Chapter Four - Given his 61 years on the planet, one might have expected some semblance of consistency from the corporate chieftain who knew how to make money by buying out companies and laying off trucks loads of workers, and I don't mean illegal ones. But Romney didn't know how to make up his mind. He flipped and flopped on core public policy issues more than that fish I caught at Castle Island this summer, and it hurt him more than he was ever counting on.

Chapter Five - When searching for a political pinata to pulverize, choosing something other than your own state would be a great idea. Forget the given that Massachusetts voters were somewhat irked when the incumbent governor Romney used Massachusetts as the negative punch line when traveling to venues far from Beacon Hill. Observers from bordering New Hampshire may have also seen that routine for what it was - classless and un presidential.

Chapter Six - Never, never, never lecture a war hero on leadership. You might as well try to beat Tiger Woods in an eighteen hole golf game. Though the final Republican debate in New Hampshire was spun as Mitt's triumph, I saw it as his ultimate demise in the Granite State. After Romney sermonized about his executive leadership skills, McCain shot back with his resume of leading a jet fighter squadron; which clearly triggered sympathetic thoughts of the senator's five years in a P.O.W. camp.

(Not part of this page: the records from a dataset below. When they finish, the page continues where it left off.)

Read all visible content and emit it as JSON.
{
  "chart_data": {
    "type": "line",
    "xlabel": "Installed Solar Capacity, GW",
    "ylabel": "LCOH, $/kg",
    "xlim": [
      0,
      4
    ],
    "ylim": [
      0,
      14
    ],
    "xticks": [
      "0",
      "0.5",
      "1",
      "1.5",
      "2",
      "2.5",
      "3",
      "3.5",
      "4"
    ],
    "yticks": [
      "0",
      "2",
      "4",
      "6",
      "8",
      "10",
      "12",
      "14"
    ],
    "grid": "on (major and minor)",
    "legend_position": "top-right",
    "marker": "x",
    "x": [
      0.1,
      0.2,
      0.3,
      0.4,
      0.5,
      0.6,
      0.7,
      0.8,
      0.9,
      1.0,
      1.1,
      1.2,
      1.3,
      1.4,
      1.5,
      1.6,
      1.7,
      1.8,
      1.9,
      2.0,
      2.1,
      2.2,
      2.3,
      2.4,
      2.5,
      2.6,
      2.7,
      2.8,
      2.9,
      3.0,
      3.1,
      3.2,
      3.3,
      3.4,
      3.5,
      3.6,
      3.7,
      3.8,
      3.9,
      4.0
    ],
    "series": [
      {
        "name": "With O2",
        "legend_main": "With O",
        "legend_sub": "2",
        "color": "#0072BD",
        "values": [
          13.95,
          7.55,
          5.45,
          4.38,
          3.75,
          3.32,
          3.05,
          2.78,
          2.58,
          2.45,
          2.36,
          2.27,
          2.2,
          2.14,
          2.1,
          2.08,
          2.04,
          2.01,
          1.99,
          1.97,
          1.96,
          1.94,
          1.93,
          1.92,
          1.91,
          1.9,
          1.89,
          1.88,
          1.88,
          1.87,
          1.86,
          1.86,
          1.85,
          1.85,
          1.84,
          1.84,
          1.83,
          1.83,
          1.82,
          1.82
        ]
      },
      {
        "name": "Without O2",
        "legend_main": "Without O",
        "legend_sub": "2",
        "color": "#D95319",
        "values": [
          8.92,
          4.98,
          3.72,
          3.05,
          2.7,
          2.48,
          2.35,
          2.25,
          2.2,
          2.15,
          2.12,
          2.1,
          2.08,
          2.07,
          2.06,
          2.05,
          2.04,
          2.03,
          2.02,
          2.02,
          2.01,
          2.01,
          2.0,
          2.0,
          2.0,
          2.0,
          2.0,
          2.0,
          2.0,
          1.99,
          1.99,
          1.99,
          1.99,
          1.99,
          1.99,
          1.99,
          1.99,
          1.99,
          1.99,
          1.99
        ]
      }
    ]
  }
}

And finally, this epilogue to the Mitt Romney campaign book. Though he's stubbornly not ready to throw in the towel, Mitt's starting to look wrinkled. It's sort of like his dad before him, George Romney, who ran for president in 1968 until his three month fledgling campaign folded after Romney senior claimed he had been brainwashed by the military.

Romney junior, now tired, frumpled and electorally bashed, was never himself brainwashed; just the voters who supported him who are now drifting away, having come back to their senses that McCain's the best bet for the G.O.P. in November.